In 2014, if you are shipping freight, undoubtedly you have experienced issues finding capacity for your freight. You have read all the articles stating that truck capacity is running close to 100%. Experts in the transportation industry have been saying the increased freight volume that comes with sustained economic growth, plus other factors such as a long bout of poor weather, could create a truly critical situation. That is why it is vital right now to work with a logistics expert with a focused department carrier relations department who can lock in your freight shipping rates that are truly unique to you based on your needs and shipping history.
Today we will go over the advantages of using creative multi-lane and dedicated lane freight shipping rate negotiation services provided by a 3PL.
The Commerce Department’s May 29 revised report that first-quarter GDP contracted at a 1% annual pace, the first contraction since 2011, may be the only factor that’s staving off a worst-case scenario.
This, however, is all good news to truckload carriers, which downsized during the recession and most likely will not add capacity until the supply-and-demand economics restabilize. But for shippers, this means higher rates, fewer trucks available when they need them and the negative effects all this will have on customer service.

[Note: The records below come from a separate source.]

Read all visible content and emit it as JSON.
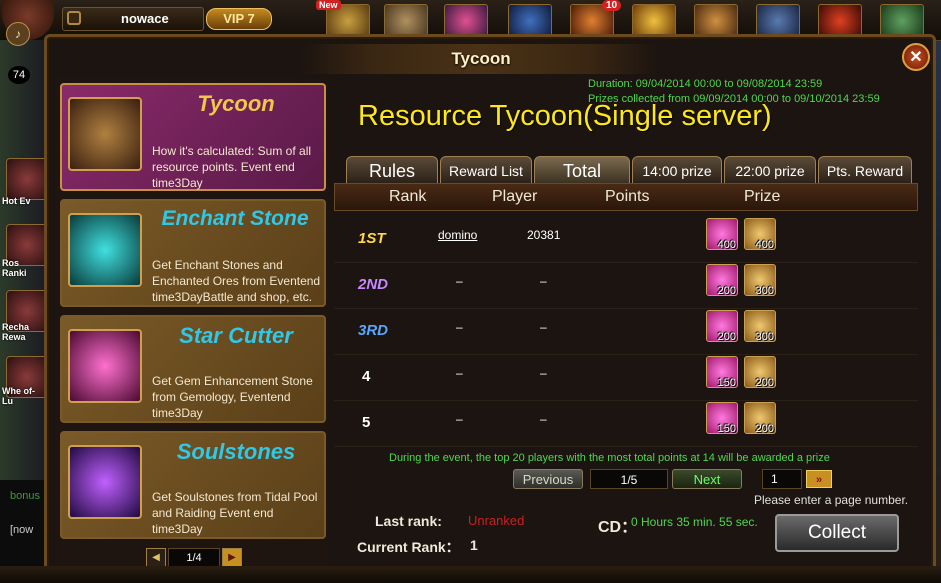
{
  "topbar": {
    "player_name": "nowace",
    "vip": "VIP 7",
    "new_badge": "New",
    "ten_badge": "10",
    "level": "74"
  },
  "sidebar": {
    "items": [
      {
        "label": "Hot Ev"
      },
      {
        "label": "Ros Ranki"
      },
      {
        "label": "Recha Rewa"
      },
      {
        "label": "Whe of-Lu"
      }
    ],
    "chat": [
      "bonus",
      "[now"
    ]
  },
  "window": {
    "title": "Tycoon",
    "close_label": "✕"
  },
  "events": [
    {
      "title": "Tycoon",
      "desc": "How it's calculated: Sum of all resource points. Event end time3Day",
      "color": "#f0c848",
      "active": true
    },
    {
      "title": "Enchant Stone",
      "desc": "Get Enchant Stones and Enchanted Ores from Eventend time3DayBattle and shop, etc.",
      "color": "#2fc8e8",
      "active": false
    },
    {
      "title": "Star Cutter",
      "desc": "Get Gem Enhancement Stone from Gemology, Eventend time3Day",
      "color": "#2fc8e8",
      "active": false
    },
    {
      "title": "Soulstones",
      "desc": "Get Soulstones from Tidal Pool and Raiding Event end time3Day",
      "color": "#2fc8e8",
      "active": false
    }
  ],
  "left_pager": {
    "page": "1/4",
    "prev": "◀",
    "next": "▶"
  },
  "info": {
    "duration": "Duration: 09/04/2014 00:00 to 09/08/2014 23:59",
    "collect_period": "Prizes collected from 09/09/2014 00:00 to 09/10/2014 23:59",
    "headline": "Resource Tycoon(Single server)"
  },
  "tabs": [
    {
      "label": "Rules",
      "active": false
    },
    {
      "label": "Reward List",
      "active": false
    },
    {
      "label": "Total",
      "active": true
    },
    {
      "label": "14:00 prize",
      "active": false
    },
    {
      "label": "22:00 prize",
      "active": false
    },
    {
      "label": "Pts. Reward",
      "active": false
    }
  ],
  "table": {
    "headers": {
      "rank": "Rank",
      "player": "Player",
      "points": "Points",
      "prize": "Prize"
    },
    "rows": [
      {
        "rank": "1ST",
        "player": "domino",
        "points": "20381",
        "stars": "400",
        "coins": "400",
        "rank_color": "#ffd84a"
      },
      {
        "rank": "2ND",
        "player": "–",
        "points": "–",
        "stars": "200",
        "coins": "300",
        "rank_color": "#c888ff"
      },
      {
        "rank": "3RD",
        "player": "–",
        "points": "–",
        "stars": "200",
        "coins": "300",
        "rank_color": "#58a8ff"
      },
      {
        "rank": "4",
        "player": "–",
        "points": "–",
        "stars": "150",
        "coins": "200",
        "rank_color": "#ffffff"
      },
      {
        "rank": "5",
        "player": "–",
        "points": "–",
        "stars": "150",
        "coins": "200",
        "rank_color": "#ffffff"
      }
    ]
  },
  "notice": "During the event, the top 20 players with the most total points at 14 will be awarded a prize",
  "pager": {
    "previous": "Previous",
    "page": "1/5",
    "next": "Next",
    "input_value": "1",
    "go": "»",
    "hint": "Please enter a page number."
  },
  "footer": {
    "last_rank_label": "Last rank:",
    "last_rank_value": "Unranked",
    "current_rank_label": "Current Rank：",
    "current_rank_value": "1",
    "cd_label": "CD：",
    "cd_value": "0 Hours 35 min. 55 sec.",
    "collect": "Collect"
  }
}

The Producer Power Index, according to the IHS, for the LTL sector remains on an upward trend and will rise throughout the year, albeit at a subdued rate. LTL rates will increase 2.4 percent in 2014, after having risen by 3.1 percent last year. IHS expects price growth to reach 3.2 percent in 2015.

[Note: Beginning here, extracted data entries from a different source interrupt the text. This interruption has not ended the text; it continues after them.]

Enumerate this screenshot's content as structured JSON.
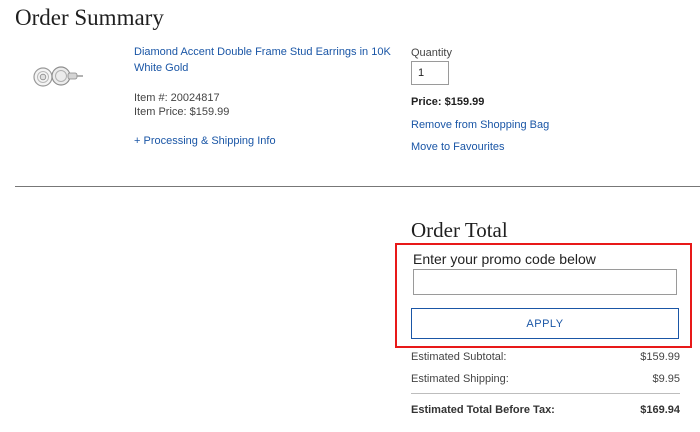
{
  "page": {
    "title": "Order Summary"
  },
  "product": {
    "name": "Diamond Accent Double Frame Stud Earrings in 10K White Gold",
    "item_number": "Item #: 20024817",
    "item_price": "Item Price: $159.99",
    "processing_link": "+ Processing & Shipping Info",
    "image_icon": "stud-earrings-image"
  },
  "quantity": {
    "label": "Quantity",
    "value": "1",
    "price": "Price: $159.99",
    "remove_link": "Remove from Shopping Bag",
    "favourites_link": "Move to Favourites"
  },
  "order_total": {
    "title": "Order Total",
    "promo_label": "Enter your promo code below",
    "promo_value": "",
    "apply_label": "APPLY",
    "subtotal_label": "Estimated Subtotal:",
    "subtotal_value": "$159.99",
    "shipping_label": "Estimated Shipping:",
    "shipping_value": "$9.95",
    "total_label": "Estimated Total Before Tax:",
    "total_value": "$169.94"
  },
  "colors": {
    "link": "#1a56a6",
    "highlight": "#e81919"
  }
}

What’s a shipper to do? The solution is to embrace expert logistics services from a third party logistics company (3PL), perhaps for the first time, to expertly handle all things related to shipping and freight management, like locking in customized unique freight shipping rates.
Just as home buyers are trying to lock in today’s low mortgage rates, shippers need to take a page from that playbook. The way it looks now, rates are only going to get higher and available trucking capacity more scarce. Shippers should investigate why 3PL usage is growing in popularity and how it can help them control costs and grow businesses.
In a normal environment, where a healthy amount of truck supply is available, shippers have the leverage. Those that implement transportation management systems internally are finding more carriers are turning down freight or may not be able to satisfy windows of delivery as easily as before. Those that stay focused on their core and choose to outsource the function to 3PLs to secure freight shipping rates are finding more success and have many additional freight management advantages.
All of these issues can be erased in the 3PL outsourcing scenario. The following are the advantages of using a 3PL to not only lock in freight shipping rates, but enjoy many other benefits that help save on both hard and soft costs as it pertains to total freight and transportation costs.
An expert 3PL with tens of thousands of man hours in establishing and negotiating rates with LTL and truckload freight carriers is armed and prepared to deal with any negotiation for your lanes’ freight shipping rates. Most 3PL freight partners have formed direct relationships with a multitude of regional and national carriers. By aggregating the freight volume of many small- to medium-sized businesses, they are able to negotiate better discount rates and terms than some businesses might be able to establish on their own.
The 3PL carrier relations team will take a unique look at the shippers’ overall needs and objectives, and then tailor freight shipping rates programs to fit specific business strategies. The 3PL works diligently with carriers to ensure both the carrier and the customer get their needs met effectively and efficiently.
The 3PL should have such expertise and flexibility that they can negotiate better rates due to their volume, but also after running an historical freight invoice analysis, able to get specific pricing for the shipper by asking many carriers for a request for pricing or “RFP.” These rates are then loaded into the transportation management system, and when the shipper is ready to ship, they simply have to choose the carrier based on transit time, limit of liability, and of course the quote for shipment.
Besides offering deep discounts off the carriers’ base rates, a 3PL freight partner can provide additional value-added services, sometimes at no additional cost. These
services are designed to lower your overall logistics expenses. Some of the operational features can include:
Given the real capacity crunch which is driving up rates, and the fact that LTL freight carriers are also starting to add more services, which are driving up rates, and with a recovering economy, look towards increasing rates over the next few years, it may be time to start handing over your in house management of freight shipping rates, and freight management, to an expert third party logistics company.